The nature of God can well be described as hospitality. The metaphor picks up the energy, mutuality and unity in diversity which any Christian understanding of God as Trinity must track. It also suggests how creation may be both a free and a natural expression of God’s nature, and that the world, and particularly human creation, images the hospitality of God.

The relationship between human destiny, human moral life, human sin and restoration is also illuminated by the metaphor of hospitality. The nature of hospitality is to respect the otherness of both guest and host. It leads naturally to acceptance of God’s invitation to enjoy God’s life. Sin, as the refusal of hospitality, both distorts personal and structural relationships within the world, and makes it impossible to accept God’s invitation.

Within this theology, it is natural to describe Jesus Christ as hospitality incarnate and, in Irenaean terms, as the natural climax of creation. In him, the Son of God journeys to a far country to seek and offer hospitality. In Jesus Christ God’s invitation is definitively offered to and accepted by humanity.

In Jesus Christ, too, hospitality is expressed in the political and personal relationships of a human life. The Lucan account of the woman at Simon’s house is emblematic. Here the woman who welcomes Jesus as guest, against all the practices which govern political and religious life, finds God as host. As will be the case definitively in the resurrection, the hospitality of God proves victorious over the logic and power of the structures of inhospitality.

The Church is the sacrament of hospitality firstly in the sense that it is the community of disciples who have found a hospitable God in Jesus Christ, and whom the Spirit leads to go out to find hospitality for the Word of God among the poor.
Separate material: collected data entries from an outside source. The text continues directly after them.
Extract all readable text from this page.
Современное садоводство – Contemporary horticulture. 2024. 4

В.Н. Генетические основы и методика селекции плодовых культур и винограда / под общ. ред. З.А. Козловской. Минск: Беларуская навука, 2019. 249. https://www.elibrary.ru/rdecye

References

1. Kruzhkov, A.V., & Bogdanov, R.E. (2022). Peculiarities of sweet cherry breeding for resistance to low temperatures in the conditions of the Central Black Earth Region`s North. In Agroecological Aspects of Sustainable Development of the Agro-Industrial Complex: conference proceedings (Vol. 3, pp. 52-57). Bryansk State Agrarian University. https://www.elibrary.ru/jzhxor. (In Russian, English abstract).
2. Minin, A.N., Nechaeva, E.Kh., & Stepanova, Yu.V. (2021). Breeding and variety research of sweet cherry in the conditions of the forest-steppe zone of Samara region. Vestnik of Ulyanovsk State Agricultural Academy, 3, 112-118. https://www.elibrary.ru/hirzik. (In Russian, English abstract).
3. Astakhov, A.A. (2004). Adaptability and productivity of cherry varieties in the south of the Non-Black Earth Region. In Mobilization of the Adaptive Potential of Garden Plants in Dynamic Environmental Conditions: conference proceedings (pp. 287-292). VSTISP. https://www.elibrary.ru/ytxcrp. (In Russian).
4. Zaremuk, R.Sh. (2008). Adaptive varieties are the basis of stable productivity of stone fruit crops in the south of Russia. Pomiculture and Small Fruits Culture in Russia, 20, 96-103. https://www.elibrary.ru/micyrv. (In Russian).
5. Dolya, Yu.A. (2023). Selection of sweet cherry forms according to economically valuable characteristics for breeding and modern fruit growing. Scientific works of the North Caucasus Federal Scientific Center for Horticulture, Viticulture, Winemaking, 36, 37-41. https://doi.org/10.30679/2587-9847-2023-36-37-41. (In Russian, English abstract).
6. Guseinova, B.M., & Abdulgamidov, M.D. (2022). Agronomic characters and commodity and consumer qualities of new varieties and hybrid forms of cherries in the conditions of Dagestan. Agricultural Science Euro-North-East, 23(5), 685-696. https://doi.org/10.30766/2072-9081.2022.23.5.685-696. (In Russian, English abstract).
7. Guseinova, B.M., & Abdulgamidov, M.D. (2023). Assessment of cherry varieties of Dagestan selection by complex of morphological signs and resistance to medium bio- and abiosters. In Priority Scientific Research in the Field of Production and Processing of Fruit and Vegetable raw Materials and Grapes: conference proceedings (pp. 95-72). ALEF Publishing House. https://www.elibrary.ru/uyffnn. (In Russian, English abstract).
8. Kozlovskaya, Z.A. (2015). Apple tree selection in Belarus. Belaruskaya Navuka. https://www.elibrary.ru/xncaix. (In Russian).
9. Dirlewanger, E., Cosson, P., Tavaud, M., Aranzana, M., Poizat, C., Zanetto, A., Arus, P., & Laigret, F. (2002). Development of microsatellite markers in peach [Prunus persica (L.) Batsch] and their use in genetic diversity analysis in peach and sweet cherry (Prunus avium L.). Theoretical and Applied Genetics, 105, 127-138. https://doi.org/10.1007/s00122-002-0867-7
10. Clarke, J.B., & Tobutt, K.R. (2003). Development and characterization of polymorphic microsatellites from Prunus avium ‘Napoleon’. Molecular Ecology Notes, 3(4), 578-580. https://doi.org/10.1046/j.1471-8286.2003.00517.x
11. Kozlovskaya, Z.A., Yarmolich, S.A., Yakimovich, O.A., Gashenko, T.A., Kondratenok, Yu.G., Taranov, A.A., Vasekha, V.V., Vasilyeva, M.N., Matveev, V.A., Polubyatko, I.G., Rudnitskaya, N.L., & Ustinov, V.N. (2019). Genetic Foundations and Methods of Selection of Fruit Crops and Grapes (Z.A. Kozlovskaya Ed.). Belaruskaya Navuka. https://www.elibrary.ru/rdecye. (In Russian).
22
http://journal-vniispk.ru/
Secondly, the Church rep- resents the world transformed by hospitality; she proclaims the transformed world, awaits it, and although in maimed ways, struggles to represent it in her own life.

Finally, the Church is gathered in the eucharist, the sacrament of Gods hospitality. There Christ is welcomed by the disciples who are invited to share God’s hospitality. Furthermore, the cost of hospitality is enacted in the memorial of the Last Supper and passion, in which the disciples of Christ commit themselves to follow the hospitality of Jesus.